Dear Vlad,
It’s me, Dasha. You know that girl that had Sunday school classes with you at that one church with the red carpet? The one that dreamed of you and her walking down sunlit streets, careless and happy, with only a future of me and you seen ahead, as best friends sitting on a rickety old bench swing snuggled, comforting each other with words and phrases. You know, that when you felt sick that one time at the building where we gathered in the basement for church, when you fainted from seeing the blood of that one old man, I prayed. I prayed hard that God would make you well and keep you in good health because I knew things would go bleak without you there. Everyone else might have thought you were weak, but I knew you were strong, strong in that heart of yours, because you never really cared what everyone was thinking.

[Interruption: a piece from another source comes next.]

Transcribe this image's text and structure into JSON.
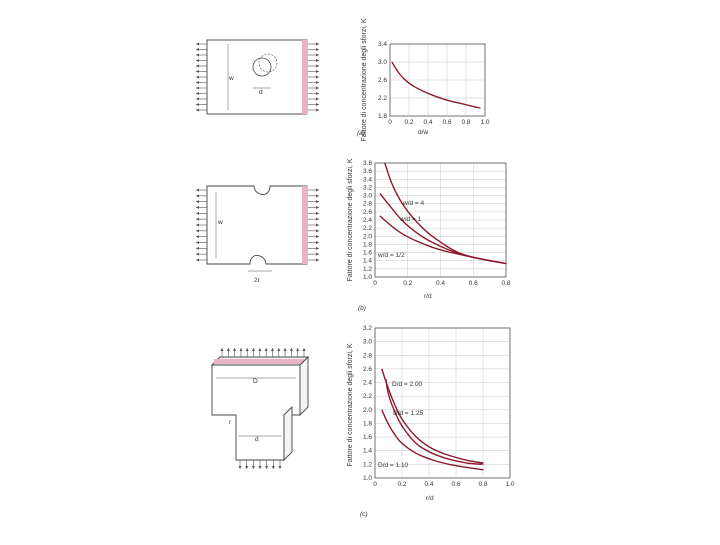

Your shyness made me even more fond of you. It drew me in, like the nectar of a flower attracts a bee. Even now, when I think back to what could have happened between us after that one folded up, rumpled note your brother handed me following church one Sunday evening after which he rushed away. Did you know I thought you were the boy with the greatest personality ever? How I would always sneak glances at you from the corner of my eyes when I sat trying to do my writing assignment?
I will forever continue to regret the fact that I didn’t respond to your lovesick note which struck me and made me abashed. I never though you liked me, too. That’s why I couldn’t get the strength to reply, for your note induced fear, fear of taking a leap and saying, “yes, I do too!” If only I knew you also had those feelings I had for you when we still saw each other almost every day. To think it could have been more than thoughts and dreams. You know, I still find it hard to pass over the thought of you with less than a day-long contemplation. My heart still quickens when I picture your young, pale white face lined with prominent deep brown irises.
You know I searched for you on Myspace the other day. Did you really move to Portland, Alabama? Why? And left me to sit here all alone? Well, I just wanted to say that you’re special, I adored your aura and presence, and I won’t ever forget the way you made me feel.